Science is a form of human cognition. It extends natural sensory-based perception, augmenting the senses with instruments and reason. Ostensibly, it is a quest for the truth of nature underlying changing appearances: a search for laws which succinctly express observed regularities and for fundamental entities and their properties. But science must also be understood as a biological strategy of a particular creature to cope with its environment. The study of nature is a human undertaking, performed for reasons that involve the characteristics of human agents as well as those of the world studied. It is no more able than natural cognition to perceive the world as it “really” is apart from any perceiver. (For example, how the world “looked” before there were eyes to see.) Science may be more advantageous than ordinary perception for some purposes—like making money, technology, and war. Even the most seemingly disinterested research is often ultimately used to control nature or other people.
The truths sought by science are no more independent of the inquirer than the truths sought in ordinary cognition. Both ultimately are survival strategies: we see in ways that allow us to live. Of course, normal perception seems to us a transparent window on the world, which we take for granted. Yet, we know that it is a product of the nervous system, as much shaped by the biology and needs of the organism as by the external world. We must surmise that scientific cognition is likewise a function of the observer as much as of the world observed.

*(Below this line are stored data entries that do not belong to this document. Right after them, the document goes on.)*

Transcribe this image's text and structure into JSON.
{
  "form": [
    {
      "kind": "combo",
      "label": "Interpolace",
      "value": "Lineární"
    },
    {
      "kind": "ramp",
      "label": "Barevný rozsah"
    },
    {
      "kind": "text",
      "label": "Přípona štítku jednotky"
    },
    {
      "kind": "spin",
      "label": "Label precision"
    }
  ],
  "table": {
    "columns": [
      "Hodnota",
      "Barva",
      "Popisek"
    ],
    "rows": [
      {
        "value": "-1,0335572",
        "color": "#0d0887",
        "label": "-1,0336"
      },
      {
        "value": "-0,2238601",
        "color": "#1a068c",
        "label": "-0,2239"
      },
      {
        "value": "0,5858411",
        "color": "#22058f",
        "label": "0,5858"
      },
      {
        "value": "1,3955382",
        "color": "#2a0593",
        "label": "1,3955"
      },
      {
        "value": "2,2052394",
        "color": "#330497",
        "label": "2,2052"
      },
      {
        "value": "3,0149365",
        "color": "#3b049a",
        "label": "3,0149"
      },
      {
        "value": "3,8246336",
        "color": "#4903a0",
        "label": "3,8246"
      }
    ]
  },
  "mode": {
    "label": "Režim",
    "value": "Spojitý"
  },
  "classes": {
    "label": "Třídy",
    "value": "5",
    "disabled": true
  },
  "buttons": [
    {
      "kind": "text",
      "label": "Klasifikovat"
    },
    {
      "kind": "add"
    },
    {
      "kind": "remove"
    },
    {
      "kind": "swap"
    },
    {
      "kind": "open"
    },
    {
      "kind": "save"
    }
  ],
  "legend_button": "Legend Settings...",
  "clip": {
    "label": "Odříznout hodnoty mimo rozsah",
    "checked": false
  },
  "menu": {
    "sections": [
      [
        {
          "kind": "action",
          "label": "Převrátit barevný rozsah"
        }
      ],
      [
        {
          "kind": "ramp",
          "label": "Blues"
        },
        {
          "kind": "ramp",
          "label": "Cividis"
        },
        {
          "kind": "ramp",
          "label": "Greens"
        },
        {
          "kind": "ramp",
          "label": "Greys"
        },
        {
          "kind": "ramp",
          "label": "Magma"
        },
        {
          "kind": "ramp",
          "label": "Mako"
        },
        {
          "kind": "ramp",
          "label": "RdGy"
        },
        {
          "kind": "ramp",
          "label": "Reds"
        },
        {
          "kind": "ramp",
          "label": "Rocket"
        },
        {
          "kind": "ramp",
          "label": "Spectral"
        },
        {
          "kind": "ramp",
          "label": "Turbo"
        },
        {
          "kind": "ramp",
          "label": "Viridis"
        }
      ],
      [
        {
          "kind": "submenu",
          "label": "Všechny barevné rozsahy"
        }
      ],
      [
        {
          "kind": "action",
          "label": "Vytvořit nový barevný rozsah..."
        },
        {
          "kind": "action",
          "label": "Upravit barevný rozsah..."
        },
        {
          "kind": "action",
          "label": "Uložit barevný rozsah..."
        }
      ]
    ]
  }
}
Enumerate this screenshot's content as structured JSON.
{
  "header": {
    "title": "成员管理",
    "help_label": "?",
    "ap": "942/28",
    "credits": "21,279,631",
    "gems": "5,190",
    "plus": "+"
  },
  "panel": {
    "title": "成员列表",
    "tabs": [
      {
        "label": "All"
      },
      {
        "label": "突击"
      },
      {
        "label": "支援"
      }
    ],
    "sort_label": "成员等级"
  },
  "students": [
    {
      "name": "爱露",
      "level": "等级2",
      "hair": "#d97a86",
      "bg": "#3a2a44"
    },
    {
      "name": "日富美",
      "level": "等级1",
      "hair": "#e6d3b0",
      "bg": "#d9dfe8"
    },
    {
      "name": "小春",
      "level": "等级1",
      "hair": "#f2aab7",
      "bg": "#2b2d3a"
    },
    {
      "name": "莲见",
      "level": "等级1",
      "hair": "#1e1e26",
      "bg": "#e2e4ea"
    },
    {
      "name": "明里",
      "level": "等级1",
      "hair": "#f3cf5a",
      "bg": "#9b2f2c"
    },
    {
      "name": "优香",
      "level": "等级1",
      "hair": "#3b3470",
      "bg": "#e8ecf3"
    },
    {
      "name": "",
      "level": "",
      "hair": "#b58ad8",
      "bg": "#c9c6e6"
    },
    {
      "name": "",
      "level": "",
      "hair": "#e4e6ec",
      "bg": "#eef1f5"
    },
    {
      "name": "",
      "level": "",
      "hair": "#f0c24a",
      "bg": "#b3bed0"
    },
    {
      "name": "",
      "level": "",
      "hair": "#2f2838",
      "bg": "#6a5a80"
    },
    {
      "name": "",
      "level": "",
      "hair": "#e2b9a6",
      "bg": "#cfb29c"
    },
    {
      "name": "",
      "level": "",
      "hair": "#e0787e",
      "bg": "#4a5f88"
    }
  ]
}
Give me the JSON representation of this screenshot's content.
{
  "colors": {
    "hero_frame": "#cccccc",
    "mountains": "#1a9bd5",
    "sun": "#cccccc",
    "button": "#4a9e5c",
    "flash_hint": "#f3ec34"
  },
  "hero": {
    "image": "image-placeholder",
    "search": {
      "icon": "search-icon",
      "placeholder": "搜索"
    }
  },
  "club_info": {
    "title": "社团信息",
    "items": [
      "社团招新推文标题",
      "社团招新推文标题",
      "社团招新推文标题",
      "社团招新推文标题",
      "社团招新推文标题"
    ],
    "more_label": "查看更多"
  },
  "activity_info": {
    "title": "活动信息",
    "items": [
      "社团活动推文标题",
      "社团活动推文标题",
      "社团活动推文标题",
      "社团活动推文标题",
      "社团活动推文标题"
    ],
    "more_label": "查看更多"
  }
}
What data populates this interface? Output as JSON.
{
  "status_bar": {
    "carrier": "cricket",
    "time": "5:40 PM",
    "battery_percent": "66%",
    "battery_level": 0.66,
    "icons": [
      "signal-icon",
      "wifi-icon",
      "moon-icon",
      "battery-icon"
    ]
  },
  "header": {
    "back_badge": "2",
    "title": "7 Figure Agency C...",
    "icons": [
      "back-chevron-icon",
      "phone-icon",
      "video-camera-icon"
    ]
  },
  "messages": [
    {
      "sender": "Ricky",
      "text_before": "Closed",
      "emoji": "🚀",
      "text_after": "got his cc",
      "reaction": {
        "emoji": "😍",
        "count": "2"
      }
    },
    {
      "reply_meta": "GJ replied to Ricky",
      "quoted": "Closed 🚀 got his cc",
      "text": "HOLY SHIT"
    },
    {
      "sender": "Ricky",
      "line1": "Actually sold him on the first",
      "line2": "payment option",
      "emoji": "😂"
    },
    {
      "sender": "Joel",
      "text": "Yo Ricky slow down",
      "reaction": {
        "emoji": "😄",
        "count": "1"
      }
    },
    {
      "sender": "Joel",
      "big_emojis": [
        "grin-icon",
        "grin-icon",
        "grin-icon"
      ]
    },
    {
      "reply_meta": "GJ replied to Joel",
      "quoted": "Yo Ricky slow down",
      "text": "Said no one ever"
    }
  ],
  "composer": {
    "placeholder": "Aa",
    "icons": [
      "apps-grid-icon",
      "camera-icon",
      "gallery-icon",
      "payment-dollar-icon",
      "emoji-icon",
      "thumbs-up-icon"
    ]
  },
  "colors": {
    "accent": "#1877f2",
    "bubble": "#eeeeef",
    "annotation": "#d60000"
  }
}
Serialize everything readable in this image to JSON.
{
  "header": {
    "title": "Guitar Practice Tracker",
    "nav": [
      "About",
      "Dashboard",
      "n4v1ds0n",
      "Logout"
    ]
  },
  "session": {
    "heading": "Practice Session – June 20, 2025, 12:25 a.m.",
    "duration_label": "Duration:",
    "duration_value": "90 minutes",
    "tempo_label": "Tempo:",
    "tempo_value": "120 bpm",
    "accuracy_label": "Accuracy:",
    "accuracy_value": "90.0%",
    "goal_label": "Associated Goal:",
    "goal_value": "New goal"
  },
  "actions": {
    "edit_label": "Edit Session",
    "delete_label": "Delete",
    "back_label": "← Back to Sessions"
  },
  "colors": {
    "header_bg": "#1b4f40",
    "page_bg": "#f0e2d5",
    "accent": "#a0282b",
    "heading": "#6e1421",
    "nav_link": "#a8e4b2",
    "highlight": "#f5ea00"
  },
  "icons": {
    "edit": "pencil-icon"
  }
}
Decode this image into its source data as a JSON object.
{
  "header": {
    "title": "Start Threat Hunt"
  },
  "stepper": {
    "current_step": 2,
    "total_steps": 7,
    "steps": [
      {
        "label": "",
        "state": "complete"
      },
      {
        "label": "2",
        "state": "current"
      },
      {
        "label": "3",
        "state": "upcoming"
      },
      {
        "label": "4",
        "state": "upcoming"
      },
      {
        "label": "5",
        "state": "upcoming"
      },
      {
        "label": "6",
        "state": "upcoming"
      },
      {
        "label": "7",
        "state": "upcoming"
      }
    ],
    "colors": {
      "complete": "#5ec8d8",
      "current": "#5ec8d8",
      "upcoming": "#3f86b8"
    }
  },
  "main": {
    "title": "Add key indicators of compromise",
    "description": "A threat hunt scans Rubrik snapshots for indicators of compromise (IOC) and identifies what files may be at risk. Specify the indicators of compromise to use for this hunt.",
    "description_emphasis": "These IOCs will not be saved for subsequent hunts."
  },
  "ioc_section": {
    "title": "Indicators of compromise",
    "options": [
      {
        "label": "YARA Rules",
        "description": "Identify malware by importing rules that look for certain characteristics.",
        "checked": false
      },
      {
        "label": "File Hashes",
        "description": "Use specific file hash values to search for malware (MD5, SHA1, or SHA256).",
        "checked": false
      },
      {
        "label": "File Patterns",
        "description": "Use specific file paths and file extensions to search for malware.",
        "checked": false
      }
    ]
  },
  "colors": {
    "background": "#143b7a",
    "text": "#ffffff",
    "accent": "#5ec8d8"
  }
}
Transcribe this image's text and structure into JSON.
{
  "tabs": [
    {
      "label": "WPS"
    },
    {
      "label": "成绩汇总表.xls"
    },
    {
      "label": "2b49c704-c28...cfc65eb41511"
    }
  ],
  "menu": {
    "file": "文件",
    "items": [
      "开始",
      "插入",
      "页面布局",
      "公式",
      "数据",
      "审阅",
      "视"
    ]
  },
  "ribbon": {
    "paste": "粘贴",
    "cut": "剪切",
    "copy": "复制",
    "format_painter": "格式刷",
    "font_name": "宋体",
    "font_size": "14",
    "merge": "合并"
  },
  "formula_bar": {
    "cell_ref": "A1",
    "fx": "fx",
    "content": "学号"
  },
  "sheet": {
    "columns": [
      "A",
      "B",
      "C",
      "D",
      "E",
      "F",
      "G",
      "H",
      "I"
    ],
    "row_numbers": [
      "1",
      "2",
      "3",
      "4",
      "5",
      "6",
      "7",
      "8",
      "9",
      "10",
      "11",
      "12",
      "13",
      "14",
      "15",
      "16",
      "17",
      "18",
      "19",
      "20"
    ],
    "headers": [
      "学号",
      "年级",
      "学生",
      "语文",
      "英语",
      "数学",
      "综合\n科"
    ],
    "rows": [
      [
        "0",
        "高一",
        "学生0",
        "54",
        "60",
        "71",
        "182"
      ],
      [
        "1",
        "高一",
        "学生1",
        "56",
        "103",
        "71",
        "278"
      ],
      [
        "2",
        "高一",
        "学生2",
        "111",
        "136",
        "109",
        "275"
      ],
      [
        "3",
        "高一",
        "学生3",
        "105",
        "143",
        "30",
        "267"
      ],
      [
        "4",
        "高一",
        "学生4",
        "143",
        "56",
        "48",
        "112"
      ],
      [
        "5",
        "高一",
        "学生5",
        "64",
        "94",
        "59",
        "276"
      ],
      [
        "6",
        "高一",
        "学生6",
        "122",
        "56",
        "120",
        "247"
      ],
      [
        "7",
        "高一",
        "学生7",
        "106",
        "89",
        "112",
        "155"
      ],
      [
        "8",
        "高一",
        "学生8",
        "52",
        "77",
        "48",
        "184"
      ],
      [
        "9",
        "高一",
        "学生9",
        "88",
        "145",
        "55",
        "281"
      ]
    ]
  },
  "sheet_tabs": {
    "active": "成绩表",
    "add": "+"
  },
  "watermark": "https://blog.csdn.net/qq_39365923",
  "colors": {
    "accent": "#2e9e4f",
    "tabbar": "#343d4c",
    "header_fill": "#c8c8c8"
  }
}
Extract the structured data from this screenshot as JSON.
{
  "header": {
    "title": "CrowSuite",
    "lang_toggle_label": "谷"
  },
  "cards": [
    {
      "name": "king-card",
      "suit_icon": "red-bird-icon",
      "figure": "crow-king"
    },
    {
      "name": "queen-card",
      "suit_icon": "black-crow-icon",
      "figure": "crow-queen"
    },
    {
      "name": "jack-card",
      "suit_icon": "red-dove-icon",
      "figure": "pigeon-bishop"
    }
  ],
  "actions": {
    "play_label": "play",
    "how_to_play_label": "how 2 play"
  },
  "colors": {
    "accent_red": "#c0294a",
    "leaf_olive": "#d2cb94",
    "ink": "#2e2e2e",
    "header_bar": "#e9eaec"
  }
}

As a form of cognition, science focuses on a world it presumes to exist independently of itself, yet is haunted by the same ambiguity that troubles human consciousness generally: the doubtful relationship between appearance and reality. Scientific objectivity aims for a god’s-eye perspective. Yet, all description is necessarily from the point of view of the embodied observer. Objective description skirts acknowledging the observer’s subjectivity. Yet, all observers stand in a first-person epistemic relation to the world—whether through their natural sensory-motor instrumentation or via external devices that extend human agency. Science has developed protocols to avoid the idiosyncrasies of individual observers. But has it transcended the biases of homo sapiens, of particular cultures, or even of this generation of observers?
Science is not a matter of passive observation. It actively intervenes in nature—through controlled experiment, obviously—but also by imposing theoretical models on gathered data and by imposing resulting technology on the natural world. The model may dictate the sort of data sought. The presence of technology and humanly-defined environments changes the planet. We can no longer study nature in the raw, but only nature transformed by us in thought and in deed. Similarly, natural cognition actively intervenes, though without our normally realizing it. Our ideas about reality (including scientific ideas) transparently shape our experience.
The relation of the scientific model to the real world cannot simply be taken for granted in the way that the unconscious model is in ordinary experience, which has been informally “tested” through generations of adaptation. The scientific model must be formally tested in experiment, which is the whole point of doing science. This is hardly straightforward, however, since experiments yield their results in test situations that are already prescribed by theory. The experiment is effectively a physical realization of the theoretical model. That is rather like building a machine whose parts and operations are believed to be analogous to some natural process or system (in other words, a simulation). If the machine works, then the model is presumed to be an accurate representation of reality. However, a machine does not need to reflect reality in order to function. It only needs to be consistent within itself.
The parallel between scientific and ordinary cognition works both ways. We can learn something about natural perception by looking at scientific method. Helmholtz’s 19th-century idea of “unconscious inference” intuited how brain processes resemble formal reasoning. Brain processing is now understood as a form of computation. In particular, we can begin to account for the miracle of conscious experience by putting ourselves in the place of the brain as an agent, like ourselves, with a point of view. It is not merely a mechanical system operating passively on cause and effect, but a self-programming system. It is programmer as well as computer.
The epistemic circumstance of the scientist mimics that of the brain, sealed inside the skull. Both situations demand radical inference. Just as the brain relies on the input of receptors to infer the nature of the real world, so the scientist relies on instrument readings. The brain uses unconscious perceptual models, according to the body’s needs and goals. Scientists consciously model observed phenomena, according to their goals. The brain’s unconscious perceptual models are reliable to the degree they enable survival at the individual, group, or species level. By the same token, scientific models, like other human practices, should be regarded not only for their truth value but also for their ultimate contribution to human well-being and prospects. “Good” science is not only science that is done properly but which also supports a human future.
If we look deeper than the myth of science as detached, objective knowledge—a modern creation story—we recognize its social commitment to provide a certain kind of practical empowerment. Then science appears to form an integral part of the general management of society, as the conceptual and technological extension of human powers, both active and cognitive. As our modern interface with nature, science should be integral with the social planning that necessarily involves that interface. While that is a double-edged sword, wariness of mad scientists should be tempered by wariness of mad political leaders.
Like ordinary cognition, science focuses on what it can do, the scope of which should at least permit us to survive. Far from a divine revelation, or an open window on objective reality, science is an unfinished collective human enterprise. It provides a model of international cooperation and method for achieving consensus. Science is itself an experiment. For that reason, it is important to recognize its strengths and its limitations—in particular, to value it as a human construct with potential either to unify humanity and ensure its survival or to hasten its extinction.